Lummis affirme que la nouvelle Clarity Act contient plus de 100 modifications
Le texte révisé prévoit surtout des règles plus larges pour la DeFi et le logiciel de wallet, tandis que les banques mettent en garde contre l’impact sur les stablecoins et les dépôts.

À retenir
- La sénatrice Cynthia Lummis affirme que la Clarity Act révisée contient plus de 100 modifications demandées par les démocrates.
- Le Sénat se prononcera mardi sur la poursuite de l’examen du projet de loi, qui compte désormais 630 pages et a été allongé de 14 pages.
- Le texte révisé limite davantage les règles des États pour les activités crypto, tandis que les points sensibles concernant les stablecoins et la protection des développeurs sont restés inchangés.
La sénatrice Cynthia Lummis affirme que la Clarity Act révisée contient plus de 100 modifications demandées par les démocrates. Selon elle, les démocrates doivent désormais aider à faire adopter le texte révisé, tandis que le Sénat votera mardi pour décider si le projet de loi peut poursuivre son chemin vers l’hémicycle du Sénat.
Le nouveau texte a été nettement étoffé
Les républicains du Sénat ont publié une version mise à jour de la CLARITY Act de 630 pages, soit 14 pages de plus que la version de travail du 22 juillet. Le projet de loi comporte toujours quatre parties et 103 sections, mais les ajustements sont répartis sur une douzaine de volets environ, surtout dans les titres Banking et Agriculture.
Une comparaison des deux versions montre que 14 des 103 sections ont été modifiées. Elles contiennent 104 modifications distinctes, dont seulement 28 dépassent 8 mots. Les changements les plus importants se trouvent dans la section 20209, le safe harbor DeFi de la DeFi, qui passe de 285 mots à environ 2 200 mots.
Les validateurs, les opérateurs de nœuds et les créateurs de logiciel de wallet crypto y obtiennent une large exemption du Commodity Exchange Act. Les interfaces front-end, les systèmes de gouvernance, les pools de liquidité et la maintenance de ce logiciel de wallet ne relèvent plus que des règles du marché au comptant. Pour les protocoles qui semblent décentralisés sans l’être réellement, la CFTC devra rédiger des règles sur la manière dont les contrôleurs doivent se comporter.

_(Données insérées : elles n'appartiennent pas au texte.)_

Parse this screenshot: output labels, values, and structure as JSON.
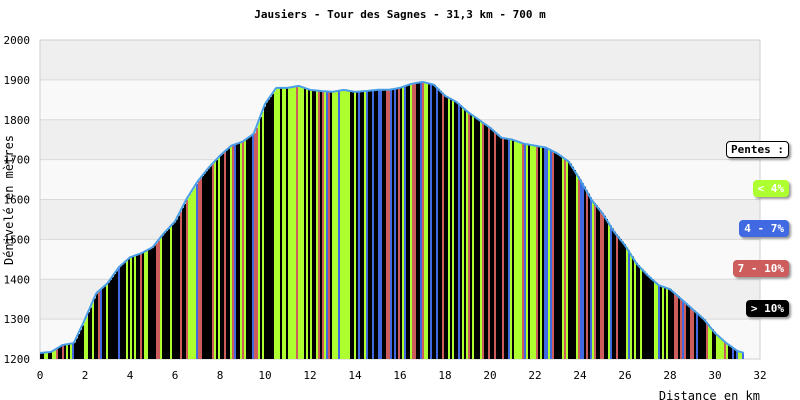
{
  "chart_data": {
    "type": "area",
    "title": "Jausiers - Tour des Sagnes - 31,3 km - 700 m",
    "xlabel": "Distance en km",
    "ylabel": "Dénivelé en mètres",
    "xlim": [
      0,
      32
    ],
    "ylim": [
      1200,
      2000
    ],
    "x_ticks": [
      "0",
      "2",
      "4",
      "6",
      "8",
      "10",
      "12",
      "14",
      "16",
      "18",
      "20",
      "22",
      "24",
      "26",
      "28",
      "30",
      "32"
    ],
    "y_ticks": [
      "1200",
      "1300",
      "1400",
      "1500",
      "1600",
      "1700",
      "1800",
      "1900",
      "2000"
    ],
    "grid": true,
    "legend_placement": "right",
    "profile": {
      "x": [
        0.0,
        0.5,
        1.0,
        1.5,
        2.0,
        2.5,
        3.0,
        3.5,
        4.0,
        4.5,
        5.0,
        5.5,
        6.0,
        6.5,
        7.0,
        7.5,
        8.0,
        8.5,
        9.0,
        9.5,
        10.0,
        10.5,
        11.0,
        11.5,
        12.0,
        12.5,
        13.0,
        13.5,
        14.0,
        14.5,
        15.0,
        15.5,
        16.0,
        16.5,
        17.0,
        17.5,
        18.0,
        18.5,
        19.0,
        19.5,
        20.0,
        20.5,
        21.0,
        21.5,
        22.0,
        22.5,
        23.0,
        23.5,
        24.0,
        24.5,
        25.0,
        25.5,
        26.0,
        26.5,
        27.0,
        27.5,
        28.0,
        28.5,
        29.0,
        29.5,
        30.0,
        30.5,
        31.0,
        31.3
      ],
      "y": [
        1215,
        1218,
        1235,
        1240,
        1300,
        1365,
        1390,
        1430,
        1455,
        1465,
        1480,
        1515,
        1545,
        1600,
        1645,
        1680,
        1710,
        1735,
        1745,
        1765,
        1840,
        1880,
        1880,
        1885,
        1875,
        1872,
        1870,
        1875,
        1870,
        1872,
        1875,
        1875,
        1880,
        1890,
        1895,
        1888,
        1860,
        1845,
        1820,
        1800,
        1780,
        1755,
        1750,
        1740,
        1735,
        1730,
        1715,
        1695,
        1650,
        1600,
        1565,
        1520,
        1485,
        1440,
        1410,
        1385,
        1375,
        1350,
        1325,
        1300,
        1265,
        1240,
        1220,
        1215
      ]
    },
    "slope_colors": [
      "#adff2f",
      "#4169e1",
      "#cd5c5c",
      "#000000"
    ],
    "series": [
      {
        "name": "< 4%",
        "color": "#adff2f"
      },
      {
        "name": "4 - 7%",
        "color": "#4169e1"
      },
      {
        "name": "7 - 10%",
        "color": "#cd5c5c"
      },
      {
        "name": "> 10%",
        "color": "#000000"
      }
    ],
    "legend_title": "Pentes :"
  },
  "colors": {
    "outline": "#4a9fe8",
    "band_dark": "#efefef",
    "band_light": "#f9f9f9",
    "grid": "#d9d9d9"
  }
}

Ce qui change pour la DeFi
Autre point notable, le texte réduit encore le rôle des États. Les règles étatiques sur les securities, les commodities et les crypto-actifs ne s’appliquent plus à ces activités, et cette disposition s’applique même rétroactivement avant son entrée en vigueur. En revanche, les compétences des États en matière de fraude, de manipulation et d’AML restent en place, ce qui déplace le débat vers la frontière entre les licences et l’application des règles.
L’objectif plus large de la loi est d’apporter davantage de clarté sur le statut juridique de la crypto et sur la manière dont les régulateurs doivent la surveiller. Lummis est depuis longtemps l’une des républicaines les plus connues à défendre la réglementation crypto et a déjà participé à des propositions visant un cadre plus large pour les crypto-actifs. Ce débat plus large sur la structure du marché et la supervision se poursuit également dans l’examen de la Clarity Act au Sénat, où le soutien politique reste encore incertain.
Le soutien politique reste incertain
Tous les points sensibles n’ont pas été modifiés. La disposition qui interdit le rendement sur les payment stablecoins est identique à la version de juillet. La protection des développeurs issue du Blockchain Regulatory Certainty Act est elle aussi restée inchangée. Cela entretient une résistance persistante de la part notamment de l’American Bankers Association et de dizaines d’autres groupes bancaires, qui mettent en garde contre des retraits de dépôts dans les petites banques.
Pour les lecteurs européens de crypto, c’est important parce que les États-Unis cherchent, avec la Clarity Act, à fixer où commence et où s’arrête la supervision de la crypto. Si le Sénat fait avancer le texte, cela pourrait aussi influencer la manière dont les acteurs du marché, dans le monde entier, envisagent la DeFi, les stablecoins et le logiciel de wallet, même si la version actuelle ne dit encore rien sur l’issue finale.